Completing the inventory leads to an accurate assessment of the value of the trees. The work logging companies must do to reach the trees, cut them down and transport them to a processing facility also affects the price.

Buyers will usually make a lump sum offer for the trees.

“The most common harvest to AVOID is called a diameter-limit harvest or a high-grade harvest,” Gibbs wrote. A diameter-limit harvest is short-sighted. It hurts the sustainability of the forest. It leaves landowners with poor grade trees. It damages the investment value of the forest.

Landowners are encouraged to hire a consulting forester to provide an independent estimate. A consulting forester can recommend which trees to sell, seek additional offers, advise on the timber sales agreement and supervise the harvest. Outside of the harvest, they can help keep the forest sustainable by thinning young stands of trees, regenerating mature stands, managing wildlife, laying out roads and trails, and setting up for a harvest.

Best thing to do first is to get a forest management plan.
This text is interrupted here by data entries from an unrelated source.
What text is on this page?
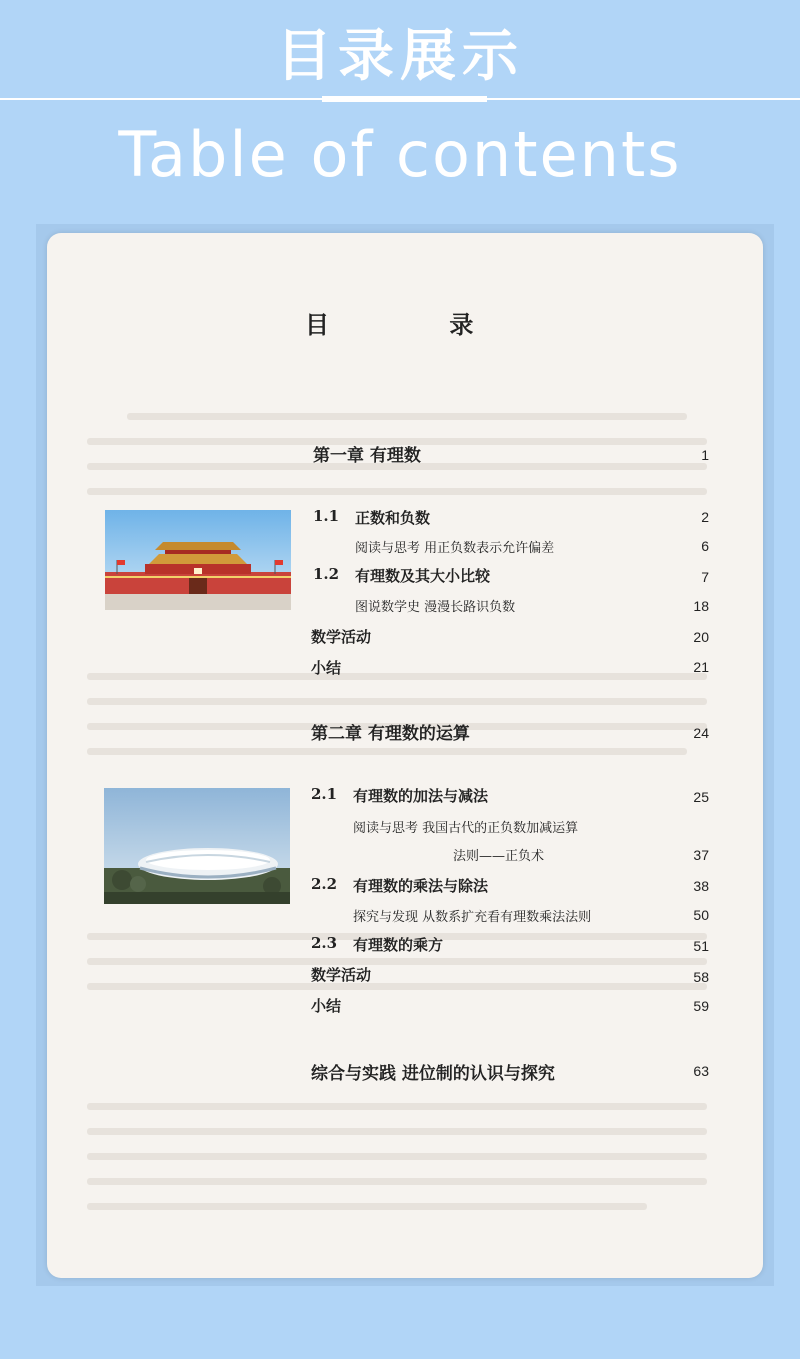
目录展示
Table of contents
目 录
第一章 有理数	1
1.1 正数和负数	2
阅读与思考 用正负数表示允许偏差	6
1.2 有理数及其大小比较	7
图说数学史 漫漫长路识负数	18
数学活动	20
小结	21
第二章 有理数的运算	24
2.1 有理数的加法与减法	25
阅读与思考 我国古代的正负数加减运算
法则——正负术	37
2.2 有理数的乘法与除法	38
探究与发现 从数系扩充看有理数乘法法则	50
2.3 有理数的乘方	51
数学活动	58
小结	59
综合与实践 进位制的认识与探究	63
This provides usually a ten year plan for management of their woodlot.

Tony Quadro

Studying PennState Extension’s lengthy report, Valuing Standing Timber, can increase a landowner’s chance of selling at a fair market price.

See a step-by-step infographic.

Jobs

More than 60,000 people work in the forest-products industry in PA. They work 1 of every 9 manufacturing jobs in the state, making PA the leading hardwood-producing state in the U.S. The industry brings $36 billion a year to the state economy.

Jobs are available. The PA Hardwood Development Council connects people to available positions. Openings may be available for job-seekers who:

  • Want to be outside,
  • Enjoy handling administrative tasks inside,
  • Want to do research,
  • Prefer to operate heavy machinery, or
  • See themselves as doing craftsmanship

The website indicates that jobs are available for people with no experience in the field.

Environment

Forests are important because trees produce oxygen that renews the earth’s air supply. One tree can produce a couple hundred pounds of oxygen annually. Some people have referred to forests as “earth’s lungs”.

Forests are also bio-diverse, or home to a variety of animals and other plants – cherry, oak, walnut and hickory trees are excellent for bears, squirrels, turkey and deer – leading foresters to encourage sustainable forestry.

“Sustainable forestry encompasses social, ethical, ecological, and economic factors,” PennState Extension wrote on its website.

A sustainable approach to forestry takes into account the animals, recreational opportunities, jobs and community involvement. It suggests that landowners can harvest timber for the cash while maintaining forests for future generations.

Future

Washington County is a good market area for timber right now, Quadro wrote.

The presence of I-79 and I-70 make the transport of logs to processing facilities convenient to “timber buyers from West Virginia and Ohio as well as the northern regions of Pennsylvania,” Hudson wrote. There are no sawmills in Washington County.

I believe there is room for growth in Washington County.

Russell Gibbs

Forests provide places for animals to live, humans to enjoy recreation, landowners to cash out their trees, workers to have jobs and the forest-product industry to be good for the economy.

Wood is a renewable resource.

Sustainable forestry keeps the forests in place for the future.